Daniel Barton, Renovation Design Group
Last time we introduced you to Bob and Char Nelson’s remodeled 1927 Tudor-style home in the Harvard-Yale area of Salt Lake City. The remodel stayed within the floor plan of the historic home and was initially focused on energy efficiency and updating the exterior facade.
The exterior of the home was in rocky shape: The stucco was cracked and peeling, and the half timbers had fallen off sections of the home. The home was an unreinforced masonry structure, making it vulnerable to earthquake damage. This is a real concern in Utah where experts say a serious earthquake is not a matter of if, but when. Even relatively small levels of ground shaking can cause significant damage in an unreinforced masonry structure, while moderate to large earthquakes can make them completely or partially collapse.
This is not an uncommon scenario in older homes, especially brick homes built before 1970. It is estimated that 185,000 structures are built of unreinforced masonry in the Salt Lake region. For a typical residence, we don’t think in terms of an "earthquake proof" house, but focus on creating a structure that won’t entirely collapse and which will allow occupants to escape with minimal damage or injury. The house may indeed be a total loss, but the people inside won’t.
Because the Nelsons were already committed to remodeling — and to remodeling right — they knew they would do whatever it would take to make their home as structurally sound as possible. A structural engineer joined the team and worked with the architect and contractor to reinforce the foundation. Basically, the walls were not even tied to the foundation, so this correction was made.
Another major potential damage zone was their interior chimney. The roof beam was actually tied to the unreinforced masonry chimney. These types of chimneys are notorious for collapsing in an earthquake and, in this case, would have taken down the whole house with it. They rebuilt the interior chimney and redesigned the structure to properly support the roof with 6-by-6 posts. Now the house is solid from the roof beam to the foundation.
The intent of such a structural upgrade is to strengthen each part of the house to resist lateral (sideways or twisting) forces. This is done by providing connections to transfer these forces from one element to another, moving them down to the ground where they can dissipate. Horizontal forces on chimneys must be transferred to bracing and the roof structure. The forces on the roof must be transferred to the walls, and the walls also receive the forces from ceilings and floors. Forces in the walls must be transferred to the foundation and, finally, back into the ground. Similar force transfers must happen between almost every building part. If any part is weak or poorly connected, it may fail and other members or connections must pick up the extra load.
Since the walls take forces from several other building parts, certain walls need to be strengthened. These are known as "shear walls," since they are meant to absorb a greater share of the lateral or shear forces. Each building ideally needs two shear walls that run perpendicular to each other.

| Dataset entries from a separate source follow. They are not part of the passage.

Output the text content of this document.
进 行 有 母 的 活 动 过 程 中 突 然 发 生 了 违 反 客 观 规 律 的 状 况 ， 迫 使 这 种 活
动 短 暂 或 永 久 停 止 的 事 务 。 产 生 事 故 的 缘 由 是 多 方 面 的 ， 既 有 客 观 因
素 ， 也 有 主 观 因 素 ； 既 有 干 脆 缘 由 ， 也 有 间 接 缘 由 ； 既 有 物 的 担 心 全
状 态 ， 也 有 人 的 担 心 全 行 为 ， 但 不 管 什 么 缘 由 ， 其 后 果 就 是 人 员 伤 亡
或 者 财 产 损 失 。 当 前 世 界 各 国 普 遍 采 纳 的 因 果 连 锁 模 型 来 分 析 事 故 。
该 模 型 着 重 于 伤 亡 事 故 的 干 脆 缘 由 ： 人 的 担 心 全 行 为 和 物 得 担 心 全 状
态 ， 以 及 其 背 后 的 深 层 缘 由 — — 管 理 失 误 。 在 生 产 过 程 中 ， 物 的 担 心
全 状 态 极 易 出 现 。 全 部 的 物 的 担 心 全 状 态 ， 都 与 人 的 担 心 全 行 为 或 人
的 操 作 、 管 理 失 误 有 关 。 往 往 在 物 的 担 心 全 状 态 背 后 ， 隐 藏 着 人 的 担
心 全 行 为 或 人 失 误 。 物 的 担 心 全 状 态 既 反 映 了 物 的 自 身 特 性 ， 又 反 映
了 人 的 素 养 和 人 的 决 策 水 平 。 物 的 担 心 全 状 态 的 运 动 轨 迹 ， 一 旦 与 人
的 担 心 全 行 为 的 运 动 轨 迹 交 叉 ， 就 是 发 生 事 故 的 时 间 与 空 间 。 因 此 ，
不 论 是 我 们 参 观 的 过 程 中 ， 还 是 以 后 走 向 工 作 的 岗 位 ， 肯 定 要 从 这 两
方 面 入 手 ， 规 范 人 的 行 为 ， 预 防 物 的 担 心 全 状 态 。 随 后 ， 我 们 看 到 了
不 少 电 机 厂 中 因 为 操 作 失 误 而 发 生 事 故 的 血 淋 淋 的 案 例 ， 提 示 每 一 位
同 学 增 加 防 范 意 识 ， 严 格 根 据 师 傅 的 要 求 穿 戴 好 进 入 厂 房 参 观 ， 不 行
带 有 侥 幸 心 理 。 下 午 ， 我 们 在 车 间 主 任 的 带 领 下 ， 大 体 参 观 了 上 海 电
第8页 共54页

Strengthening these walls involves removing the gypsum board or plaster and installing plywood panels over the studs with a required pattern of nailing. The sheetrock or plaster is replaced, so in the end these walls do not look any different from any other wall. A structural engineer can analyze your home to determine which walls will function best as shear walls.
Remember, earthquake forces exploit any weak or damaged "link." A thorough investigation and understanding of the structure of a house is required to identify, and then strengthen, these weak links.